Friday, August 4th 2023, 6:32 pm
The rest of the "Four Corners" schools appear to be headed to the Big 12.
Arizona is on the verge of leaving the Pac-12 with Arizona State having formally applied for membership to join the Big 12, sources tell CBS Sports' Dennis Dodd.
Utah has also sent its application to become a member of the Big 12, according to ESPN.
The Wildcats became a "hard lean" toward the Big 12 after days of conversations about whether to leave the conference they have known as home since 1978. The Sun Devils also joined the league that year, while the Utes are the Pac-12's newest member having joined in 2011.
The Pac-12 held a Friday call as a last-ditch effort to keep the league together that appears to have ultimately failed.
The Arizona Board of Regents, which oversees both Arizona and Arizona State, met Thursday night but did not take formal action at that time.
The Big 12, which approved an application for Arizona on Thursday, must still approve the requests of Arizona State and Utah before those respective universities can officially decide to move of the Pac-12.
Despite Arizona being further ahead of ASU in its Big 12 pursuit, there is substantial sentiment within both athletic departments that a conference sever is both undesired and unlikely, sources told CBS Sports' Matt Norlander.

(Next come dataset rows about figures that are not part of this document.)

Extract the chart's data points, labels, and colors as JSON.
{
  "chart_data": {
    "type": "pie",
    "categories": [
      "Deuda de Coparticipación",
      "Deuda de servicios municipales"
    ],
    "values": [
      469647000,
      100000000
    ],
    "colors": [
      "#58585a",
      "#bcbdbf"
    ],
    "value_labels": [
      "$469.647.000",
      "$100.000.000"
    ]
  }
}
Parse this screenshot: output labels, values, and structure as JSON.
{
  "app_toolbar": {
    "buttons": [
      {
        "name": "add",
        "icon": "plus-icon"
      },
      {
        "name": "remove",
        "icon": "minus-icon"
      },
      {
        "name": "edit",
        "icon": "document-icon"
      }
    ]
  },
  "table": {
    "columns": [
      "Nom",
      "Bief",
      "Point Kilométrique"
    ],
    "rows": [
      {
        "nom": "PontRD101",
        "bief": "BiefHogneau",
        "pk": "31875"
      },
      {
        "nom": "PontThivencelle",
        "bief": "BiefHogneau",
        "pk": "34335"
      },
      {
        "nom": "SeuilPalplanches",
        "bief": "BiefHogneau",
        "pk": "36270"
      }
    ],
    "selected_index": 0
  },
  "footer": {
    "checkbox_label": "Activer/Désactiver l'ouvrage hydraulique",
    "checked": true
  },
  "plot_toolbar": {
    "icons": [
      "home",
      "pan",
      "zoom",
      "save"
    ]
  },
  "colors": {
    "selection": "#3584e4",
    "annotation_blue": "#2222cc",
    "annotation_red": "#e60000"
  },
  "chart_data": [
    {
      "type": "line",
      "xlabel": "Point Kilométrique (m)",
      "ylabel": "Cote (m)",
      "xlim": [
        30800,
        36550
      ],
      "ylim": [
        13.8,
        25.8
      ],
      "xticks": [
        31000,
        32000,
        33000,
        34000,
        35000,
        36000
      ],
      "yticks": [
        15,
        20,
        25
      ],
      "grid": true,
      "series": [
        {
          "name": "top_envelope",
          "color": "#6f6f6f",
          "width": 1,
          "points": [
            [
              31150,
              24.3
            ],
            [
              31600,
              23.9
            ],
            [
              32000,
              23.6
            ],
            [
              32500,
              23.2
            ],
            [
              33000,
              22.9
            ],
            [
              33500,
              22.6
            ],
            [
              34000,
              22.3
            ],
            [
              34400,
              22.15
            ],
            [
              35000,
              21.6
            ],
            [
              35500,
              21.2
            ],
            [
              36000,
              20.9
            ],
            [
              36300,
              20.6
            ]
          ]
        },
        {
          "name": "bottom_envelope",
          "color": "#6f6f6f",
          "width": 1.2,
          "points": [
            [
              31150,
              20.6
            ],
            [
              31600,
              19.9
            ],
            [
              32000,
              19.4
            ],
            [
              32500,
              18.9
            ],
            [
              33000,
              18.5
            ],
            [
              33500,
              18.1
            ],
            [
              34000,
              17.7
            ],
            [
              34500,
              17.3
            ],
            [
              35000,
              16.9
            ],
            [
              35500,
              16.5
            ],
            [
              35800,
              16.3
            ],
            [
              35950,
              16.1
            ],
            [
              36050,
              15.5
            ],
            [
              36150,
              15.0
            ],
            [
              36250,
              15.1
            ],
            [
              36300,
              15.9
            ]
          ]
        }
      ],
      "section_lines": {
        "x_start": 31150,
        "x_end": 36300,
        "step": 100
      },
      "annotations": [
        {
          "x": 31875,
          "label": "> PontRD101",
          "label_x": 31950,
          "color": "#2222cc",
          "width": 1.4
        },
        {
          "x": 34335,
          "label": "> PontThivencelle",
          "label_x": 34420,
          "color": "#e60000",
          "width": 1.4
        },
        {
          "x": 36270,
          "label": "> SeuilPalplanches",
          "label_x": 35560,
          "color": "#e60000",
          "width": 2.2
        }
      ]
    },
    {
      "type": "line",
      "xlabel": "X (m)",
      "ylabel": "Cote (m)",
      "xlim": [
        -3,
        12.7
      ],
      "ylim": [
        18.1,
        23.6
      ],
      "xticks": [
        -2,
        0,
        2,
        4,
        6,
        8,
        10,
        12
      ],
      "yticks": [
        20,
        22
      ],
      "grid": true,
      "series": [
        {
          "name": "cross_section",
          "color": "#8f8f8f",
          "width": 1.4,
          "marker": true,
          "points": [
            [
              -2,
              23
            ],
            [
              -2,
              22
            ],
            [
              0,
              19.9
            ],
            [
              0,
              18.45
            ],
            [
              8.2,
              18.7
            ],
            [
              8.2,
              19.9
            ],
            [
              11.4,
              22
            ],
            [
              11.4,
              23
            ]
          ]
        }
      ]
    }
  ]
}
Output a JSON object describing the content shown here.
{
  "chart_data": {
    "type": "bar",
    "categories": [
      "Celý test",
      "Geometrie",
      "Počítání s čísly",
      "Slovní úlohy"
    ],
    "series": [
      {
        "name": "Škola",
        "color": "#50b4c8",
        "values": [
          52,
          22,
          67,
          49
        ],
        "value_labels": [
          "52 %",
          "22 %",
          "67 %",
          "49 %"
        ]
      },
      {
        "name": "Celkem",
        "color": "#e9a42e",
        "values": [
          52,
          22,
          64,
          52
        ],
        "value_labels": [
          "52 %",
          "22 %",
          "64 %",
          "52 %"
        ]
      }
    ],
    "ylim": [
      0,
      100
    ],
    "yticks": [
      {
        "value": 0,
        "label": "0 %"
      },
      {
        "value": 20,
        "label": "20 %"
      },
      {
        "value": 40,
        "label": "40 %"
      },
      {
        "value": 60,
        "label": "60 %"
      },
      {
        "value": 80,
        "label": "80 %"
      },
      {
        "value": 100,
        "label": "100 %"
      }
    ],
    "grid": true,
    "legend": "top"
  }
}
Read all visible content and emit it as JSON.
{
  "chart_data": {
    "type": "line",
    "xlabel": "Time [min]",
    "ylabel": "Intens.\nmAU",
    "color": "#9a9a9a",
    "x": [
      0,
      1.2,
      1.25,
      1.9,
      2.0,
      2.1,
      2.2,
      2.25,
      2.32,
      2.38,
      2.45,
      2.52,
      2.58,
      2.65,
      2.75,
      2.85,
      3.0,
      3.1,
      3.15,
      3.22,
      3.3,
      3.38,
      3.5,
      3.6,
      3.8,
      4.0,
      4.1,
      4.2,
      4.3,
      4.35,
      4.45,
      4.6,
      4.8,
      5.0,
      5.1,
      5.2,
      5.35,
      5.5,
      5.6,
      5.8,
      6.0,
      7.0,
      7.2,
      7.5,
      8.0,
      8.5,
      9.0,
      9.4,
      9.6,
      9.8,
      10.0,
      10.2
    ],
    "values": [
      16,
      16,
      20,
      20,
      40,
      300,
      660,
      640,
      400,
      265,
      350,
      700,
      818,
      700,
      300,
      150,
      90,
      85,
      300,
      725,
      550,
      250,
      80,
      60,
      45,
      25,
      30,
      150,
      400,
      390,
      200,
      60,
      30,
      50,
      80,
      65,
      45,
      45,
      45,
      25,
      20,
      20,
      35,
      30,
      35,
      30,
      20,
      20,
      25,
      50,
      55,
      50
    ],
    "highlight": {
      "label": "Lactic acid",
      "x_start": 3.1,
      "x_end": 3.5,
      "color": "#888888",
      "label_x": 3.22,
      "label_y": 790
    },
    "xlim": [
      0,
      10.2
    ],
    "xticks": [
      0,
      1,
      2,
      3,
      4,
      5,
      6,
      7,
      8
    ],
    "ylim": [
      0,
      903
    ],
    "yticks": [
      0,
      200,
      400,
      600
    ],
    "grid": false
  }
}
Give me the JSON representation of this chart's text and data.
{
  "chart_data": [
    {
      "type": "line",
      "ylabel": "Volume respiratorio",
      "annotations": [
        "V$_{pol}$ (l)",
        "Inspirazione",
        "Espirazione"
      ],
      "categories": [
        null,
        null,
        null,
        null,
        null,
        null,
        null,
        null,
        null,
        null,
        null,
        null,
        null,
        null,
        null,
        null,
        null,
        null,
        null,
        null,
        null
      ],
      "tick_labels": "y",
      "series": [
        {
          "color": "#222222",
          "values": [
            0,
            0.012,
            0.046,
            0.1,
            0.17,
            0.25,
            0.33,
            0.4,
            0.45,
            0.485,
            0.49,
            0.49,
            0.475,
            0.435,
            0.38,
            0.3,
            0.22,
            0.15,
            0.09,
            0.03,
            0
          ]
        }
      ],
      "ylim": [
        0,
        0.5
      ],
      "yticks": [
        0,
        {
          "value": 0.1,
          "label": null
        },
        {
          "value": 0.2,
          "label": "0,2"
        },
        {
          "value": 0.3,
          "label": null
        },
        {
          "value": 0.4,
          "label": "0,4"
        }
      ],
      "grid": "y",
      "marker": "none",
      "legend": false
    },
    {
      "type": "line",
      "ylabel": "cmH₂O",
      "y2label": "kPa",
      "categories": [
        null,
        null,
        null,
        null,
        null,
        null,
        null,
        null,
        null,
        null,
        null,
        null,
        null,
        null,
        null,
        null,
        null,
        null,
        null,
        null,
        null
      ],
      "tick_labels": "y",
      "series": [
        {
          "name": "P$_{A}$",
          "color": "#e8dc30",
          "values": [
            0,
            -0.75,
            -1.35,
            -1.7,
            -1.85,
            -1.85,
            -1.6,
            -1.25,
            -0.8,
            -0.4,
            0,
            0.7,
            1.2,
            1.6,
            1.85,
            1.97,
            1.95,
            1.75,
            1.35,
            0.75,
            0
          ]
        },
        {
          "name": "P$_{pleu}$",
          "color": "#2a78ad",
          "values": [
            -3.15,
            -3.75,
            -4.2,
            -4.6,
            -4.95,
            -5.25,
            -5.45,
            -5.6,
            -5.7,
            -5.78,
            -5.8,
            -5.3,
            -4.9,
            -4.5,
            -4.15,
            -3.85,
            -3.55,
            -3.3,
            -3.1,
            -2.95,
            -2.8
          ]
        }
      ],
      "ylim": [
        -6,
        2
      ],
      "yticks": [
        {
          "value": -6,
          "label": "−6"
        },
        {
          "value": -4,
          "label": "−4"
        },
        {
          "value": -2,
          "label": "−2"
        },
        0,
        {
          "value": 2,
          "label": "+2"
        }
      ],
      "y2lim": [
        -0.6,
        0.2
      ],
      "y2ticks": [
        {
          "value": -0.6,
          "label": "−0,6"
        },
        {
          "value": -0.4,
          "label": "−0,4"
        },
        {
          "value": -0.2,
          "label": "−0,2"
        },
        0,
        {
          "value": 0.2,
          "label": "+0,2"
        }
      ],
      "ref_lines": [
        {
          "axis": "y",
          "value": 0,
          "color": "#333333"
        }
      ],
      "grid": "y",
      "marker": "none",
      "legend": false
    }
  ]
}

The Wildcats leaving Sun Devils behind in the Pac-12 "would be extremely surprising," one high-ranking source said.
"I just can't imagine Arizona going to the Big 12 and Arizona State not going with," another source said.
Power brokers at both schools, including crucial members on the Board of Regents, do not desire a split and would prefer to keep the unique UA-ASU rivalry and partnership.
It appears that the Big 12 is now willing to move to 16 members after previously stating that it hoped to expand back to 14 members following the departures of Texas and Oklahoma to the SEC.
The already murky future of the Pac-12 will hang in the balance with the remainder of the "Four Corners" schools departing the league.
Colorado, the fourth of those schools, left the conference for the Big 12 last week prior to Pac-12 commissioner George Kliavkoff delivering an underwhelming presentation to university administrators from the league early this week on a future media rights deal centering around a streaming contract with Apple.
The Big 12 has long been focused on expanding with at least two -- if not all four -- of Arizona, Arizona State, Colorado and Utah.
With the Pac-12 having already lost Oregon and Washington to the Big Ten on Friday while on the verge of seeing three more members from its Southern bloc depart, we may see an entire additional round of realignment.
The Apple-focused media rights package presented to Pac-12 members this week includes tiers of incentivization with a significant upside for teams if certain subscription numbers are met, sources told Dodd. However, the financial projections emerging from the meeting are believed to start around $20 million per school annually. By contrast, Big 12 schools are set to receive nearly $32 million annually through their new media rights agreement with ESPN and Fox.
Annual payouts in the Big Ten are even more lucrative at $60 million per school annually through an agreement with CBS, Fox and NBC. However, Oregon and Washington will only receive 50% of the annual share ($30 million with yearly $1 million escalators) after changing conferences, according to multiple reports.